The Brevard County school board is set to vote at 9 a.m. Monday on whether to accept or reject a proposal to raise teacher salaries that has been endorsed by a special magistrate.
At around 8 a.m. that morning, a group of students, teachers and parents will gather before the school board building in Viera to show their support for that proposal which has long been backed by the Brevard Federation of Teachers but was rejected by Superintendent Mark Mullins, according to News 6 partner Florida Today. Last week Mullins unveiled a new proposal that was rejected by BFT and would likely be presented as an alternative for the school board to consider.

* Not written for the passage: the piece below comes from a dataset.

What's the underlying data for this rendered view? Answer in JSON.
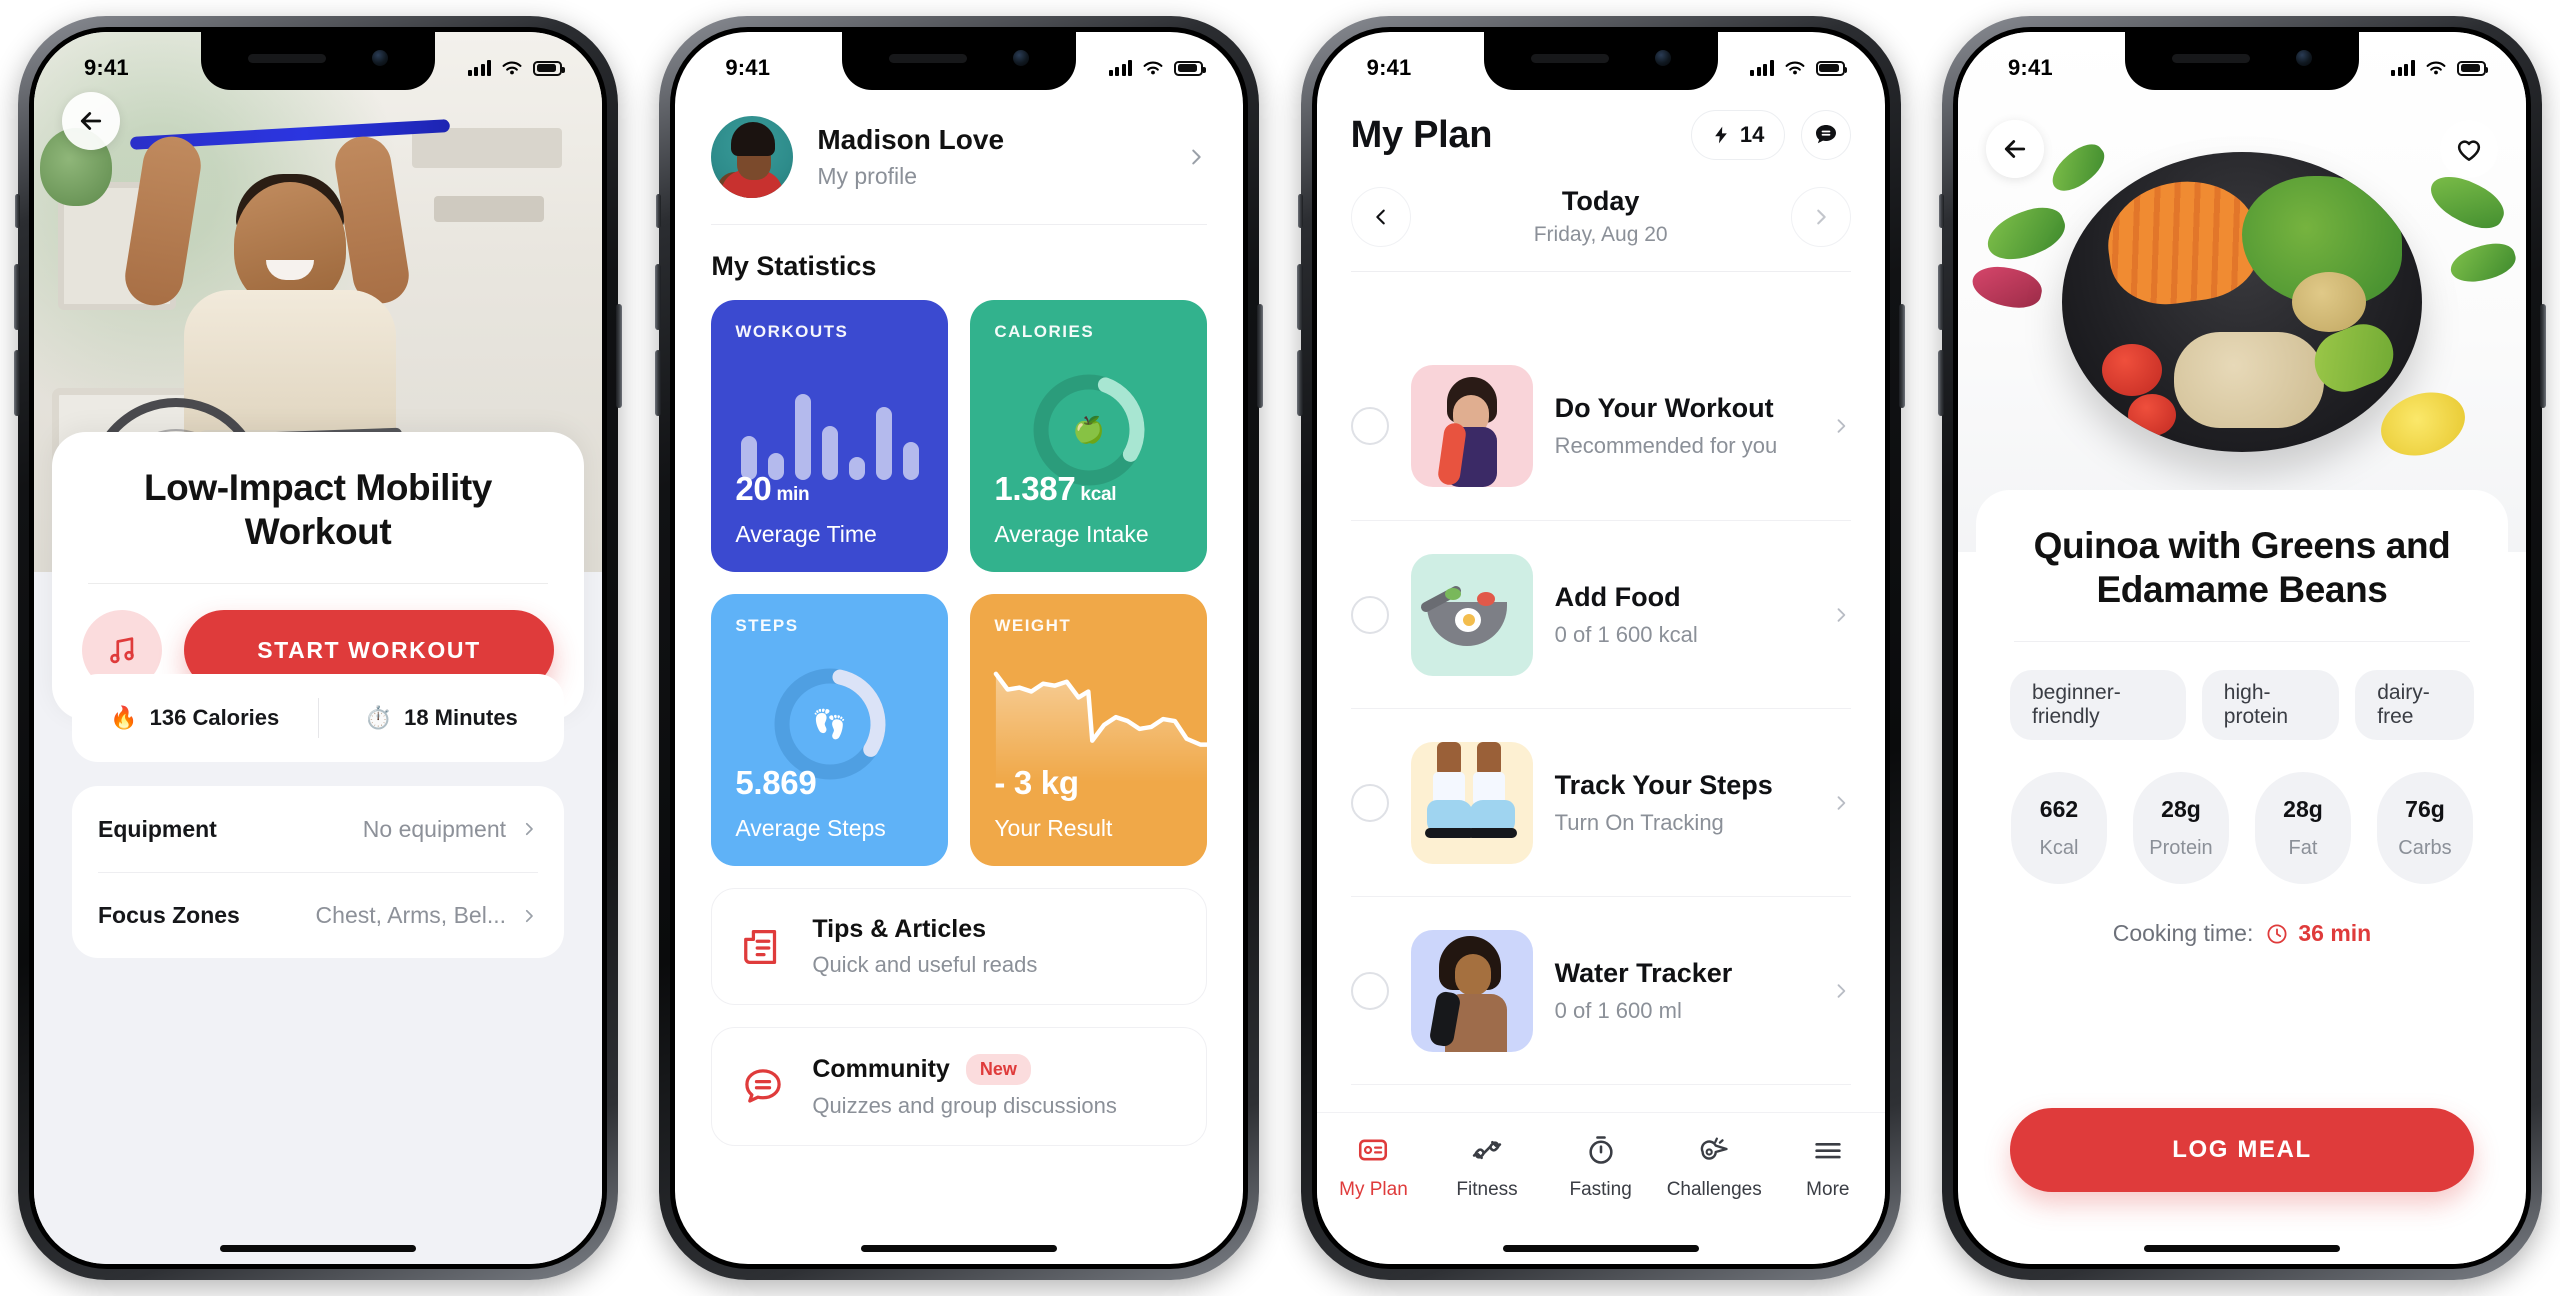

Here's what you need to know:
What is the board voting on?
The board is voting on a proposal to raise pay by $2,300 and $1,725 for 'highly effective' and 'effective' teachers respectively. The proposal also includes a supplement for exceptional student education.
This proposal was endorsed by an impartial state-appointed special magistrate on May 17 following an impasse between the union and the school district that has dragged on since December.
The magistrate's assessment of the district's finances is that these pay raises could comfortably be paid for.
Why has the proposal come to a school board vote?
After the proposal was endorsed by the magistrate, Brevard School District Superintendent Mark Mullins rejected the magistrate's recommendation. This forced the proposal to go to a school board vote.
Mullins maintains that the district cannot afford to pay for such raises.
Why are people demonstrating?
Brevard teachers are among the lowest paid in the state, despite the school district performing relatively well in education achievement.
As a result of the low pay for teachers, Brevard schools have fallen victim to a 'silent strike', by which teachers have left the county at high rates. This retention crisis has meant that over 600 teachers have left the county in just three years.
The BFT is not optimistic that the school board with vote favorably on the proposal.
The BFT is also concerned that a strongly rebuked last-minute proposal unveiled by Mullins's office as a seeming attempt at compromise may sway the board to reject the magistrate's plan.
What is Mullins proposing as an alternative?
Mullins's offer includes raises of $1,100 and $825 for "highly effective" and "effective" teachers respectively, with a $650 one-time bonus added plus a $500 bonuses for all first-year returning teachers.
Mullin's plan matches the supplement requested for exceptional student education.
The rollout of Mullins's new offer last week in a snap-press conference drew criticism from BFT that he is trying to unfairly influence the special magistrate process and the school board vote.